Covid, Giovannini: "La seconda ondata dipenderà dai nostri comportamenti di oggi"

"Il virus si addenserà, crescerà e si moltiplicherà in funzione dei comportamenti dei mesi di Luglio, Agosto e Settembre" spiega il Direttore Generale dell'AOUS

Di Redazione | 15 Agosto 2020 alle 11:21

Covid, Giovannini: "La seconda ondata dipenderà dai nostri comportamenti di oggi"

La sanità senese verrà premiata oggi alle 11.30 con il Mangia d’Oro, la massima onorificenza cittadina, per i loro sforzi nella lotta al Covidà-19. Una battaglia che, dopo i primi mesi, sembra essersi affievolita, ma per la quale iniziano proprio in queste settimane ad aggirarsi gli spettri di una seconda ondata.

Sulla questione è intervenuto il Direttore Generale dell’Azienda Ospedaliera Universitaris Senese Valtere Giovannini, ospite questa mattina di Matteo Borsi a “Presente e Passato”.

“Il virus non è mai scomparso dalla nostra comunità – dice Giovannini – In qualche modo con il lockdown e con il distanziamento abbiamo reso difficile al virus trovare un altro soggetto da infettare e l’abbiamo isolato. In questo modo la curva dei contagi è calata quasi a zero, ma non a zero. Questo ragionare della seconda ondata è fuorviante: la seconda ondata sarà ciò che noi faremo in questa stagione. Il virus si addenserà, crescerà e si moltiplicherà in funzione dei comportamenti dei mesi di Luglio, Agosto e Settembre”.

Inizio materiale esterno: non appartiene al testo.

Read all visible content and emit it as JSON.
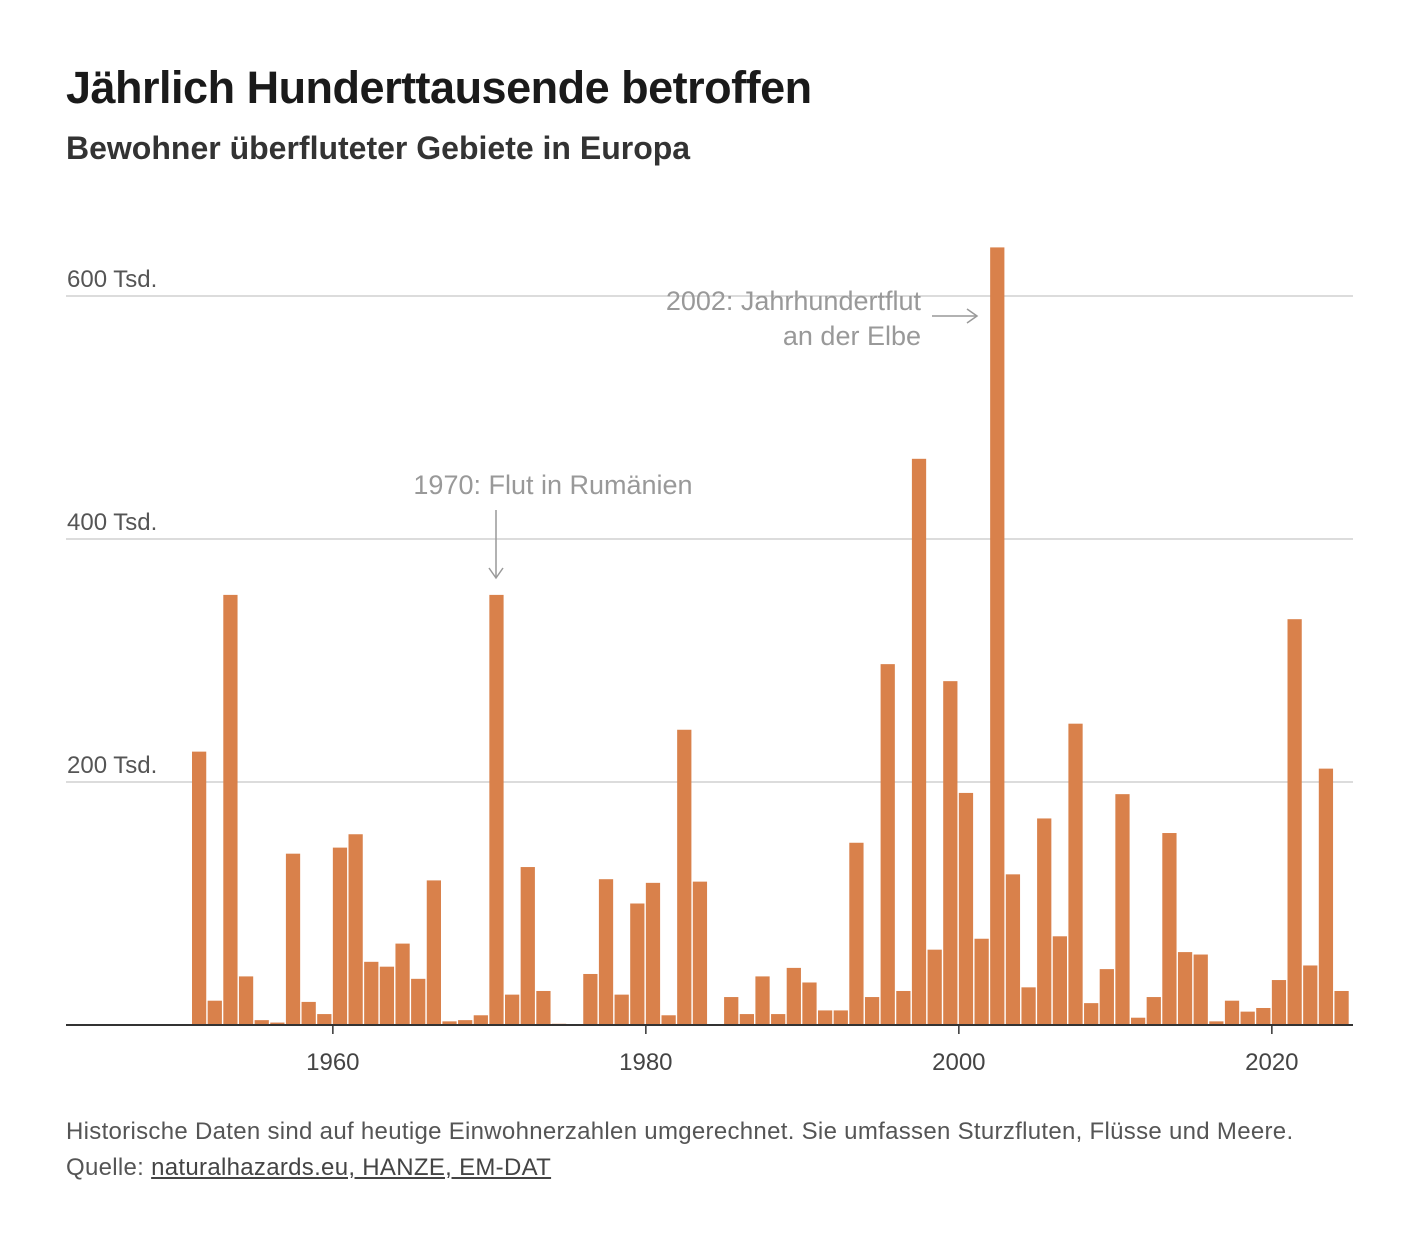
{
  "title": "Jährlich Hunderttausende betroffen",
  "subtitle": "Bewohner überfluteter Gebiete in Europa",
  "footnote": {
    "text": "Historische Daten sind auf heutige Einwohnerzahlen umgerechnet. Sie umfassen Sturzfluten, Flüsse und Meere. Quelle: ",
    "link_label": "naturalhazards.eu, HANZE, EM-DAT"
  },
  "colors": {
    "bar": "#d9814b",
    "grid": "#d0d0d0",
    "axis": "#333333",
    "annotation": "#999999"
  },
  "chart_data": {
    "type": "bar",
    "ylim": [
      0,
      600000
    ],
    "y_ticks": [
      {
        "value": 200000,
        "label": "200 Tsd."
      },
      {
        "value": 400000,
        "label": "400 Tsd."
      },
      {
        "value": 600000,
        "label": "600 Tsd."
      }
    ],
    "x_ticks": [
      {
        "value": 1960,
        "label": "1960"
      },
      {
        "value": 1980,
        "label": "1980"
      },
      {
        "value": 2000,
        "label": "2000"
      },
      {
        "value": 2020,
        "label": "2020"
      }
    ],
    "x": [
      1951,
      1952,
      1953,
      1954,
      1955,
      1956,
      1957,
      1958,
      1959,
      1960,
      1961,
      1962,
      1963,
      1964,
      1965,
      1966,
      1967,
      1968,
      1969,
      1970,
      1971,
      1972,
      1973,
      1974,
      1975,
      1976,
      1977,
      1978,
      1979,
      1980,
      1981,
      1982,
      1983,
      1984,
      1985,
      1986,
      1987,
      1988,
      1989,
      1990,
      1991,
      1992,
      1993,
      1994,
      1995,
      1996,
      1997,
      1998,
      1999,
      2000,
      2001,
      2002,
      2003,
      2004,
      2005,
      2006,
      2007,
      2008,
      2009,
      2010,
      2011,
      2012,
      2013,
      2014,
      2015,
      2016,
      2017,
      2018,
      2019,
      2020,
      2021,
      2022,
      2023,
      2024
    ],
    "values": [
      225000,
      20000,
      354000,
      40000,
      4000,
      2000,
      141000,
      19000,
      9000,
      146000,
      157000,
      52000,
      48000,
      67000,
      38000,
      119000,
      3000,
      4000,
      8000,
      354000,
      25000,
      130000,
      28000,
      1000,
      0,
      42000,
      120000,
      25000,
      100000,
      117000,
      8000,
      243000,
      118000,
      0,
      23000,
      9000,
      40000,
      9000,
      47000,
      35000,
      12000,
      12000,
      150000,
      23000,
      297000,
      28000,
      466000,
      62000,
      283000,
      191000,
      71000,
      640000,
      124000,
      31000,
      170000,
      73000,
      248000,
      18000,
      46000,
      190000,
      6000,
      23000,
      158000,
      60000,
      58000,
      3000,
      20000,
      11000,
      14000,
      37000,
      334000,
      49000,
      211000,
      28000
    ]
  },
  "annotations": [
    {
      "label": "1970: Flut in Rumänien"
    },
    {
      "line1": "2002: Jahrhundertflut",
      "line2": "an der Elbe"
    }
  ]
}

Proprio in queste settimane i contagi sono tornati a salire, dopo alcuni mesi in cui i casi erano in discesa. Un fenomeno che, nel nostro territorio, ha interessato soprattutto i giovanissimi, specialmente quelli rientrati da vacanze all’estero.

“Perché ha toccato in particolar modo i giovani? Perché dopo il lockdown sono stati i primi ad avere il bisogno di ritrovarsi, di aggregarsi – spiega il direttore generale dell’AOUS . Per i giovani è lo stare insieme, è il gruppo che rende forti e gioiosi di vivere, e il virus ha trovato con velocità nuovi ospiti. Che cosa dico ai giovani? Vivete la vostra stagione, vivetela in piena libertà, vivete il piacere di rincontrarvi, ma lo si può fare tranquillamente rispettando alcune minime regole: indossare la mascherina, rimanere a distanza, perché quello che sarà ad Ottobre sarà quello che noi oggi stiamo determinando. Il virus non si è indebolito, è sempre lo stesso, il problema è che girandone meno infetta di meno perché la carica infettante è minore. Quando con i primi freddi finiremo per riaggregarsi in luoghi chiusi e daremo il virus la possibilità di creare una seconda ondata, che sarà seria come lo è stata la prima. Potremo evitare una seconda ondata se assumeremo alcuni semplici comportamenti che non ci limitano in nessuna libertà e testimonianza affettiva personale. Usiamo gli occhi e usiamo meno i contatti fisici”.